Wetlands: Wetlands are marshy areas and are sometimes covered in water which have a wide diversity of plants and animals. Swamps, marshes, bogs, black spruce and water lilies are some examples in the plant species found in the wetlands. The animal life of this ecosystem consists of dragonflies and damselflies, birds such as Green Heron and fishes such as Northern Pike.

Marine Aquatic Ecosystem

Marine ecosystem covers the largest surface area of the earth. Two third of earth is covered by water and they constitute of oceans, seas, intertidal zone, reefs, seabed, estuaries, hydrothermal vents and rock pools. Each life form is unique and native to its habitat. This is because they have adaptations according to their habitat. In the case of aquatic animals, they can’t survive outside of water. Exceptional cases are still there which shows another example of adaptations (e.g. mudskippers). The marine ecosystem is more concentrated with salts which make it difficult for freshwater organisms to live in. Also, marine animals cannot survive in fresh water. Their body is adapted to live in salt water; if they are placed in less salty water, their body will swell (osmosis).

Ocean Ecosystems: Our planet earth is gifted with the five major oceans, namely Pacific, Indian, Arctic, and Atlantic Ocean. Among all these five oceans, Pacific and the Atlantic are the largest and deepest ocean. These oceans serves as a home to more than five lakhs aquatic species. Few creatures of these ecosystem includes, shellfish, Shark, Tube Worms, Crab Small and large ocean fishes, turtles, crustaceans, blue whale, reptiles, marine mammals, seabirds, plankton, corals and other ocean plants.

Coastal Systems: They are the open systems of land and water which are joined together to form the coastal ecosystems. The coastal ecosystems have a different structure, and diversity. A wide variety species of aquatic plants and algae are found at the bottom of the coastal ecosystem. The fauna is diverse and it mainly consists of crabs, fish, insects, lobsters snails, shrimp, etc.

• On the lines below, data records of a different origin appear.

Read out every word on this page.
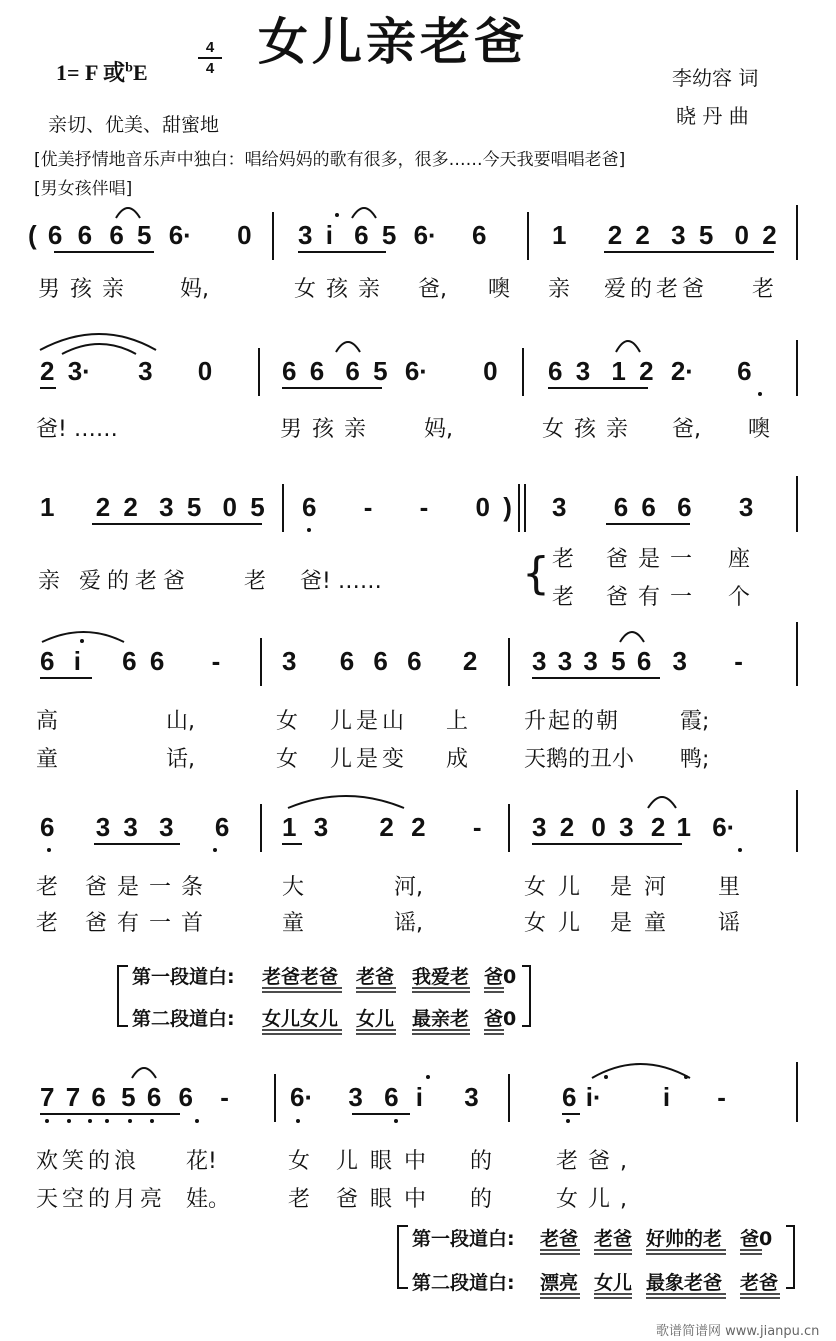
女儿亲老爸
1= F 或$^b$E
4
4	李幼容 词
晓 丹 曲
亲切、优美、甜蜜地
[优美抒情地音乐声中独白：唱给妈妈的歌有很多，很多……今天我要唱唱老爸]
[男女孩伴唱]
( 6 6 6 5 6· 0 3 i 6 5 6· 6	1 2 2 3 5 0 2
男孩亲 妈,	女孩亲 爸, 噢 亲 爱的老爸 老
2 3· 3 0	6 6 6 5 6· 0 6 3 1 2 2· 6
爸! ……	男孩亲 妈,	女孩亲 爸, 噢
1 2 2 3 5 0 5 6 - - 0 ) 3 6 6 6 3
亲 爱的老爸 老 爸! ……	{ 老 爸是一 座
老 爸有一 个
6 i 6 6 - 3 6 6 6 2 3 3 3 5 6 3 -
高	山,	女 儿是山 上	升起的朝	霞;
童	话,	女 儿是变 成	天鹅的丑小 鸭;
6 3 3 3 6 1 3 2 2 - 3 2 0 3 2 1 6·
老 爸是一条	大	河,	女儿 是河 里
老 爸有一首	童	谣,	女儿 是童 谣
第一段道白: 老爸老爸 老爸 我爱老 爸0
第二段道白: 女儿女儿 女儿 最亲老 爸0
7 7 6 5 6 6 - 6· 3 6 i 3	6 i· i -
欢笑的浪 花!	女 儿眼中 的	老爸,
天空的月亮 娃。	老 爸眼中 的	女儿,
第一段道白: 老爸 老爸 好帅的老 爸0
第二段道白: 漂亮 女儿 最象老爸 老爸
歌谱简谱网 www.jianpu.cn
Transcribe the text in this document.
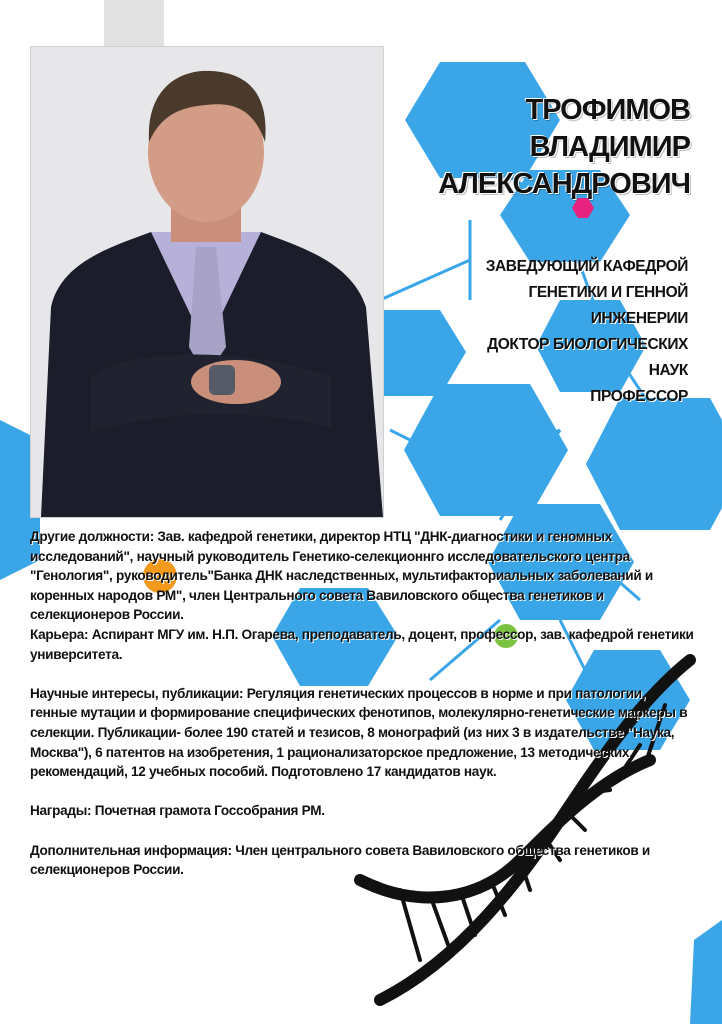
ТРОФИМОВ
ВЛАДИМИР
АЛЕКСАНДРОВИЧ
ЗАВЕДУЮЩИЙ КАФЕДРОЙ
ГЕНЕТИКИ И ГЕННОЙ
ИНЖЕНЕРИИ
ДОКТОР БИОЛОГИЧЕСКИХ
НАУК
ПРОФЕССОР

Другие должности: Зав. кафедрой генетики, директор НТЦ "ДНК-диагностики и геномных исследований", научный руководитель Генетико-селекционнго исследовательского центра "Генология", руководитель"Банка ДНК наследственных, мультифакториальных заболеваний и коренных народов РМ", член Центрального совета Вавиловского общества генетиков и селекционеров России.

Карьера: Аспирант МГУ им. Н.П. Огарева, преподаватель, доцент, профессор, зав. кафедрой генетики университета.

Научные интересы, публикации: Регуляция генетических процессов в норме и при патологии, генные мутации и формирование специфических фенотипов, молекулярно-генетические маркеры в селекции. Публикации- более 190 статей и тезисов, 8 монографий (из них 3 в издательстве "Наука, Москва"), 6 патентов на изобретения, 1 рационализаторское предложение, 13 методических рекомендаций, 12 учебных пособий. Подготовлено 17 кандидатов наук.

Награды: Почетная грамота Госсобрания РМ.

Дополнительная информация: Член центрального совета Вавиловского общества генетиков и селекционеров России.
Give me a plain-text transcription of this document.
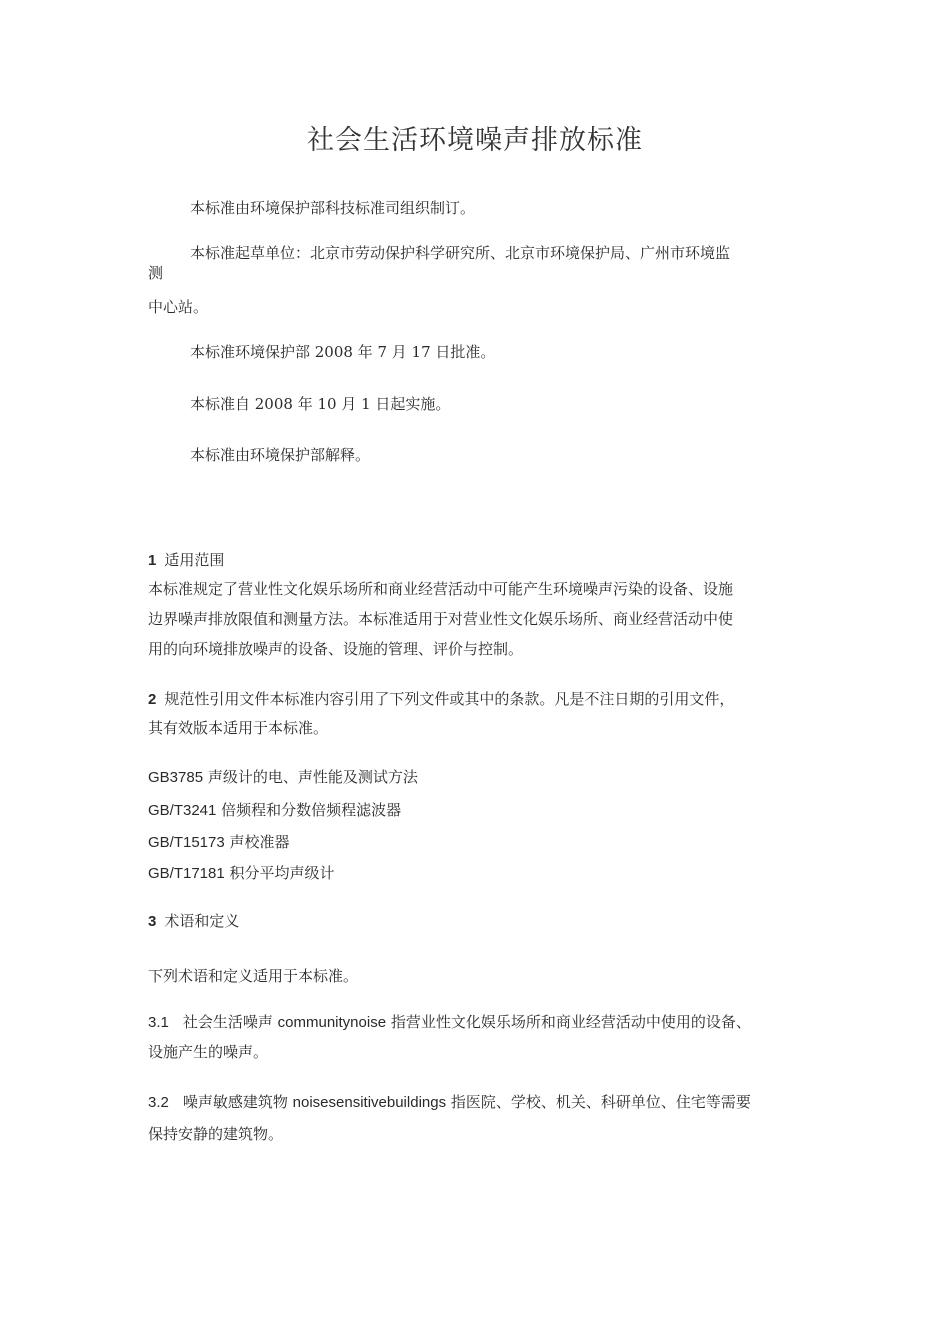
社会生活环境噪声排放标准
本标准由环境保护部科技标准司组织制订。
本标准起草单位：北京市劳动保护科学研究所、北京市环境保护局、广州市环境监
测
中心站。
本标准环境保护部 2008 年 7 月 17 日批准。
本标准自 2008 年 10 月 1 日起实施。
本标准由环境保护部解释。
1 适用范围
本标准规定了营业性文化娱乐场所和商业经营活动中可能产生环境噪声污染的设备、设施
边界噪声排放限值和测量方法。本标准适用于对营业性文化娱乐场所、商业经营活动中使
用的向环境排放噪声的设备、设施的管理、评价与控制。
2 规范性引用文件本标准内容引用了下列文件或其中的条款。凡是不注日期的引用文件，
其有效版本适用于本标准。
GB3785 声级计的电、声性能及测试方法
GB/T3241 倍频程和分数倍频程滤波器
GB/T15173 声校准器
GB/T17181 积分平均声级计
3 术语和定义
下列术语和定义适用于本标准。
3.1 社会生活噪声 communitynoise 指营业性文化娱乐场所和商业经营活动中使用的设备、
设施产生的噪声。
3.2 噪声敏感建筑物 noisesensitivebuildings 指医院、学校、机关、科研单位、住宅等需要
保持安静的建筑物。
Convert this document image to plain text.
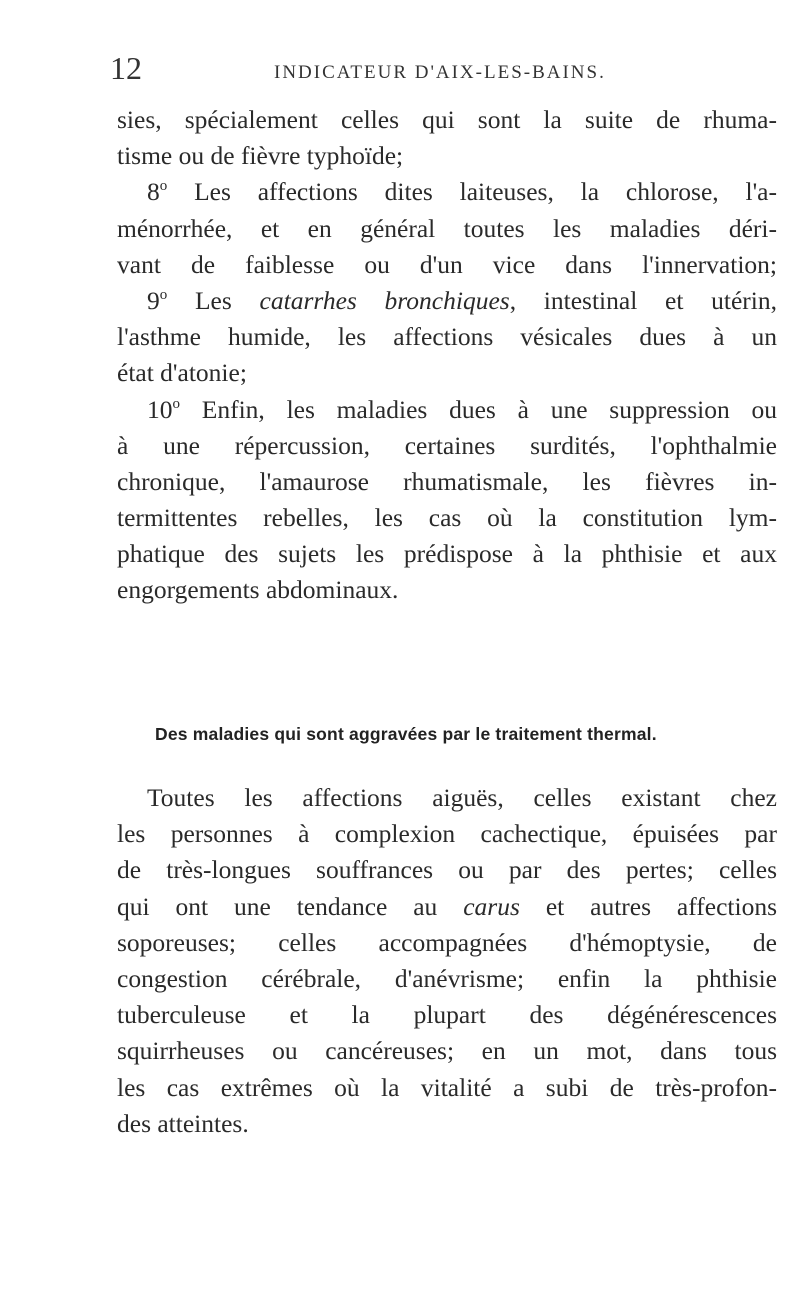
12	INDICATEUR D'AIX-LES-BAINS.
sies, spécialement celles qui sont la suite de rhuma-
tisme ou de fièvre typhoïde;
8$^o$ Les affections dites laiteuses, la chlorose, l'a-
ménorrhée, et en général toutes les maladies déri-
vant de faiblesse ou d'un vice dans l'innervation;
9$^o$ Les catarrhes bronchiques, intestinal et utérin,
l'asthme humide, les affections vésicales dues à un
état d'atonie;
10$^o$ Enfin, les maladies dues à une suppression ou
à une répercussion, certaines surdités, l'ophthalmie
chronique, l'amaurose rhumatismale, les fièvres in-
termittentes rebelles, les cas où la constitution lym-
phatique des sujets les prédispose à la phthisie et aux
engorgements abdominaux.
Des maladies qui sont aggravées par le traitement thermal.
Toutes les affections aiguës, celles existant chez
les personnes à complexion cachectique, épuisées par
de très-longues souffrances ou par des pertes; celles
qui ont une tendance au carus et autres affections
soporeuses; celles accompagnées d'hémoptysie, de
congestion cérébrale, d'anévrisme; enfin la phthisie
tuberculeuse et la plupart des dégénérescences
squirrheuses ou cancéreuses; en un mot, dans tous
les cas extrêmes où la vitalité a subi de très-profon-
des atteintes.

Plants and animals in an aquatic ecosystem show a wide variety of adaptations which may involve life cycle, physiological, structural and behavioural adaptations. Majority of aquatic animals are streamlined which helps them to reduce friction and thus save energy. Fins and gills are the locomotors and respiratory organs respectively. Special features in freshwater organisms help them to drain excess water from the body. Aquatic plants have different types of roots which help them to survive in water. Some may have submerged roots; some have emergent roots or maybe floating plants like water hyacinths.